Turns out at least one smart engineer at Lucid has been thinking along the same lines. In fact, Lucid has built just such a technology, and that's where the unfortunate name "HyperFormance" comes into the picture. HyperFormance is an evolved version of Virtual Vsync with additional intelligence that attempts to ensure optimal delivery of frames to the user. According to Remez, the HyperFormance algorithm has many inputs, including the display timing, CPU and GPU utilization, and what's happening with user input devices. With all of that info at hand, the algorithm attempts to make sure frames are delivered in a timely fashion just as the display is ready to be refreshed.

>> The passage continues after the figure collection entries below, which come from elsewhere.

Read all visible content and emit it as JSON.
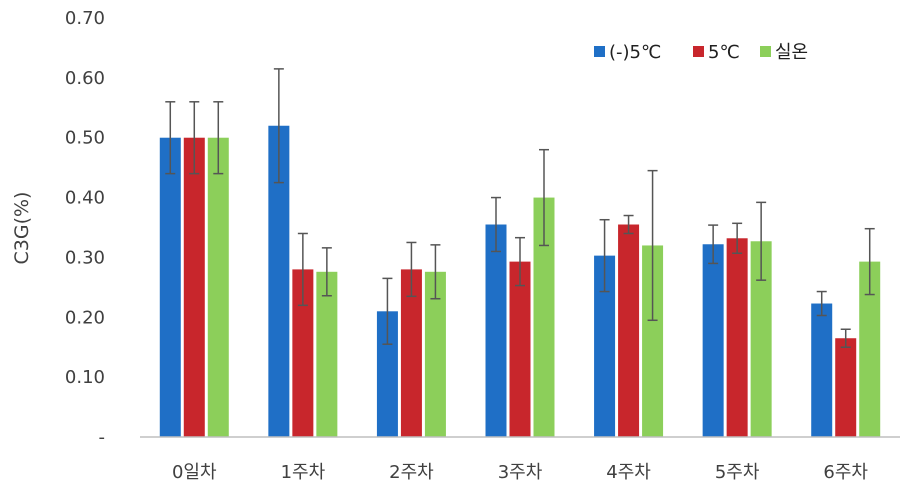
{
  "chart_data": {
    "type": "bar",
    "title": "",
    "xlabel": "",
    "ylabel": "C3G(%)",
    "ylim": [
      0,
      0.7
    ],
    "yticks": [
      {
        "value": 0.0,
        "label": "-"
      },
      {
        "value": 0.1,
        "label": "0.10"
      },
      {
        "value": 0.2,
        "label": "0.20"
      },
      {
        "value": 0.3,
        "label": "0.30"
      },
      {
        "value": 0.4,
        "label": "0.40"
      },
      {
        "value": 0.5,
        "label": "0.50"
      },
      {
        "value": 0.6,
        "label": "0.60"
      },
      {
        "value": 0.7,
        "label": "0.70"
      }
    ],
    "categories": [
      "0일차",
      "1주차",
      "2주차",
      "3주차",
      "4주차",
      "5주차",
      "6주차"
    ],
    "grid": false,
    "legend_position": "top-right",
    "series": [
      {
        "name": "(-)5℃",
        "color": "#1f6fc6",
        "values": [
          0.5,
          0.52,
          0.21,
          0.355,
          0.303,
          0.322,
          0.223
        ],
        "errors": [
          0.06,
          0.095,
          0.055,
          0.045,
          0.06,
          0.032,
          0.02
        ]
      },
      {
        "name": "5℃",
        "color": "#c8262c",
        "values": [
          0.5,
          0.28,
          0.28,
          0.293,
          0.355,
          0.332,
          0.165
        ],
        "errors": [
          0.06,
          0.06,
          0.045,
          0.04,
          0.015,
          0.025,
          0.015
        ]
      },
      {
        "name": "실온",
        "color": "#8ccf5a",
        "values": [
          0.5,
          0.276,
          0.276,
          0.4,
          0.32,
          0.327,
          0.293
        ],
        "errors": [
          0.06,
          0.04,
          0.045,
          0.08,
          0.125,
          0.065,
          0.055
        ]
      }
    ]
  }
}
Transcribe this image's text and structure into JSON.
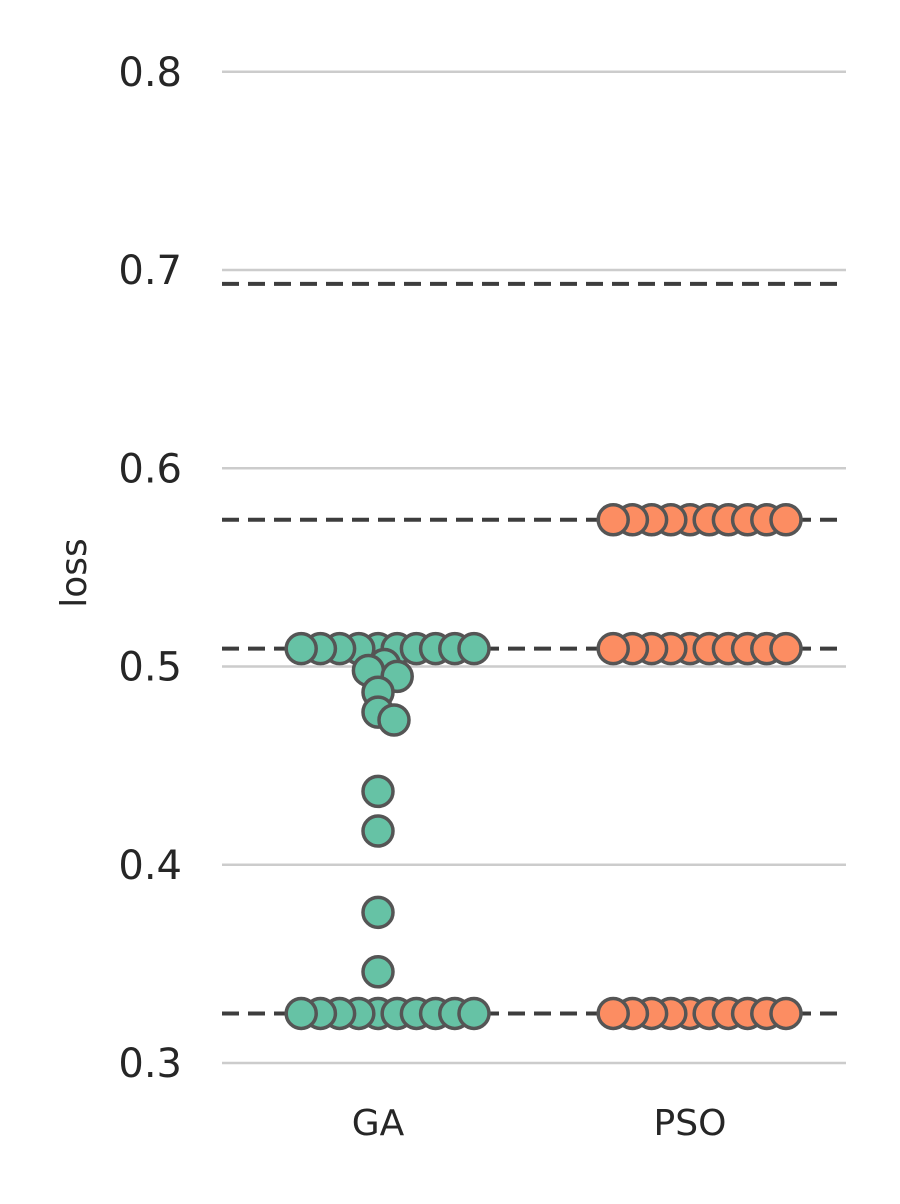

One of the keys to making HyperFormance work is the fact that, in many cases, frames will have to be dropped or, without vsync, only partially displayed. After all, a GPU spitting out 100 FPS will overwhelm a display scanning at 60Hz, so something has to give. Lucid's algorithm attempts to predict which frames are likely candidates not to be displayed—or to be displayed only very partially, contributing to tearing. Those frames are considered "redundant rendering tasks" and are subject to special treatment. Lucid can't simply discard or refuse to handle those frames; doing so would cause problems. Instead, some work is still performed on redundant frames, such as texture loads, which are needed to keep caches warm and to preserve memory locality. Once those basics are performed, though, other work like pixel shader computations can be skipped, because that frame will never be shown to the user. Instead, the GPU finishes its work quickly, the game engine churns out another frame, and Lucid again estimates whether this next frame is a good candidate for display. By tightening that loop between the game engine, DirectX, and the rendering subsystem, the HyperFormance algorithm ensures that any frames fully rendered and sent to the display are very timely.

If it works well, HyperFormance ought to have several related benefits. Evened-out frame delivery in sync with the display should provide a smooth sense of motion, of course. That motion should be improved by the fact that the frames displayed would contain timely information—i.e., the latest updates to the underlying geometry in the game world. Furthermore, the immediacy of those frames should reduce the lag between user inputs and display updates. Remez contrasted the inherent delays in conventional triple buffering, where queuing up three frames at 60 FPS would add up to 48 milliseconds of lag, with Lucid's scheme, where frames are delivered more or less "just in time" for the display refresh.

Make no mistake: if HyperFormance works as advertised, then it should be far from a gimmicky software feature; it could bring a true and tangible improvement in perceived gaming performance, a cut above anything currently offered by AMD or Nvidia. Remez told us Lucid has a host of patents in the works related to this technology, as one might expect.